10 color plates, 105 halftones
6 3/4 x 8 2/3
A visit to Ankara, Turkey, would include a trip to Anitkabir, the burial site of Turkey’s founder and first president, Ataturk. The massive stone building houses numerous sculptures and a large ceremonial plaza and is surrounded by an elaborate park. Ataturk is far from the only former leader to be remembered by such decorative means. Since the beginning of human history, societies have built tombs and mausoleums to house the remains of people who changed the course of history. These grave sites exist not only as sites of memory for different cultures, but also serve the political needs of subsequent regimes. Tracing the development of the political burial places since the Bronze Age tumuli, Tombs of the Great Leaders
explores what attracts pilgrimages to these sites, how politics play out in these locations, how they convey meaning and safeguard a person’s immortality, and how history is commemorated through these structures.
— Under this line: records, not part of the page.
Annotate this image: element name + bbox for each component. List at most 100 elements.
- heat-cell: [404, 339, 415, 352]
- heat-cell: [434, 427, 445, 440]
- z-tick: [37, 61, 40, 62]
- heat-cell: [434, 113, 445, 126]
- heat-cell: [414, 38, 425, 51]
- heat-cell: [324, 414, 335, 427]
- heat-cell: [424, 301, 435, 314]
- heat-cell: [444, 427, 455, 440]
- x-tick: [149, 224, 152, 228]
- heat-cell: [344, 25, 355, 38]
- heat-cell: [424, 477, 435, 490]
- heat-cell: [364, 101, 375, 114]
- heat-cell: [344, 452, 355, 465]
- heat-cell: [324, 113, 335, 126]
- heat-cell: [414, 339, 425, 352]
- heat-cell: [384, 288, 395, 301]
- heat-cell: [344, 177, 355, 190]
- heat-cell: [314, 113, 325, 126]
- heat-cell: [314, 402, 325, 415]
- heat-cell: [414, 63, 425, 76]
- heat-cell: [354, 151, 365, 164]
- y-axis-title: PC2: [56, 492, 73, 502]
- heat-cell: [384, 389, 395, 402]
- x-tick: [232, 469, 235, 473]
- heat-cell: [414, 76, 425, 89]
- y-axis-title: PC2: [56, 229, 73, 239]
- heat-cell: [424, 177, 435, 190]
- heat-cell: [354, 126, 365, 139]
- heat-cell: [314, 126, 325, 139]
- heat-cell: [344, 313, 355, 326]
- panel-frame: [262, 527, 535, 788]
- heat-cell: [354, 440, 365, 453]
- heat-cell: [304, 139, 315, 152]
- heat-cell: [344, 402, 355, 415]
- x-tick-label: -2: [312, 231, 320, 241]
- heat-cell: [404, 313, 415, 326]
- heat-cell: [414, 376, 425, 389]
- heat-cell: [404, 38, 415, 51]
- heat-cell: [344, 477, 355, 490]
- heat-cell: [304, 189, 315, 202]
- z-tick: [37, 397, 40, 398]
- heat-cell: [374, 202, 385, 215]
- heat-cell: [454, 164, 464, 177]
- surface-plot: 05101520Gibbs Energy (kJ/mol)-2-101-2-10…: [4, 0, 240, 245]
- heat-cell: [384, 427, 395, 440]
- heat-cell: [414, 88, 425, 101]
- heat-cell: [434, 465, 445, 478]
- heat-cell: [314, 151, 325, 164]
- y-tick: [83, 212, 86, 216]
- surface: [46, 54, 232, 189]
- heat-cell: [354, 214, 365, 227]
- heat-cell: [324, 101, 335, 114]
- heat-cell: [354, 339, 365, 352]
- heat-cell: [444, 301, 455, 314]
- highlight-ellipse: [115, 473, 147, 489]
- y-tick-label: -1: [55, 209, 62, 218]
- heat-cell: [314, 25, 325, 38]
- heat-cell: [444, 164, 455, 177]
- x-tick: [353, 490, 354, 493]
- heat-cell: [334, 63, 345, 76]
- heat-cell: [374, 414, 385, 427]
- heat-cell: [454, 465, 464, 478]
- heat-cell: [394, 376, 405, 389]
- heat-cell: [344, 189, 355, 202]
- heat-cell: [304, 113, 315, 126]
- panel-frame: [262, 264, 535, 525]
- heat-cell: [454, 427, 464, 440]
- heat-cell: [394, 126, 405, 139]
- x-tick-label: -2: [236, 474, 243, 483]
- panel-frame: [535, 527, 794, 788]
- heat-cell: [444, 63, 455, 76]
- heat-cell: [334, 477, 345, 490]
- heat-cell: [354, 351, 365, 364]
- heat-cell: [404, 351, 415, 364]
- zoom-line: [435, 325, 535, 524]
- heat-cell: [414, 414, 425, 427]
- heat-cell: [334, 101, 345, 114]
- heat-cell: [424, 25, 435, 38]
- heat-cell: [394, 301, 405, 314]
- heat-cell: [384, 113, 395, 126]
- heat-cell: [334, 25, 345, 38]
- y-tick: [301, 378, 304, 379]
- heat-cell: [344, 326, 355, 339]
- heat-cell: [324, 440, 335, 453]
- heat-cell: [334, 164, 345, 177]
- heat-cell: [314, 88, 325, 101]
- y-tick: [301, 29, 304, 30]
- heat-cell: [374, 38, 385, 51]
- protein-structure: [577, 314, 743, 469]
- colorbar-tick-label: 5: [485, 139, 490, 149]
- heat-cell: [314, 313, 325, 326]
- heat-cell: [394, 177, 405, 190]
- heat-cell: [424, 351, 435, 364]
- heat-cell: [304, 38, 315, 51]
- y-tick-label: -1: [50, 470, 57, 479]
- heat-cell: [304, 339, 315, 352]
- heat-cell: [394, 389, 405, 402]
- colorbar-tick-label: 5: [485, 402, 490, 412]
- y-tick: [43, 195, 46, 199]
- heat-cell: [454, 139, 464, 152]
Looking in depth at tombs built in the twentieth and twenty-first centuries, Gwendolyn Leick surveys the history of these modern leaders, their deaths, and the creation of the mausoleums. She traverses the globe, investigating the memorial sites of Communist leaders such as Lenin, Mao Zedong, Ho Chi Minh, and Kim Il-Sung; Fascist rulers Franco and Mussolini; and founding fathers of new nations, including Ziaur Rahman in Dhaka, Mohammed Ali Jinnah in Karachi, and Sun Yat-sen in Nanjing. Leick describes the experience of visiting the sites, the responses they elicit, and the context in which they are viewed today. Combining history, architecture, and travel writing, Tombs of the Great Leaders is a revealing study of the self-perpetuation of politicians, despots, and dictators alike.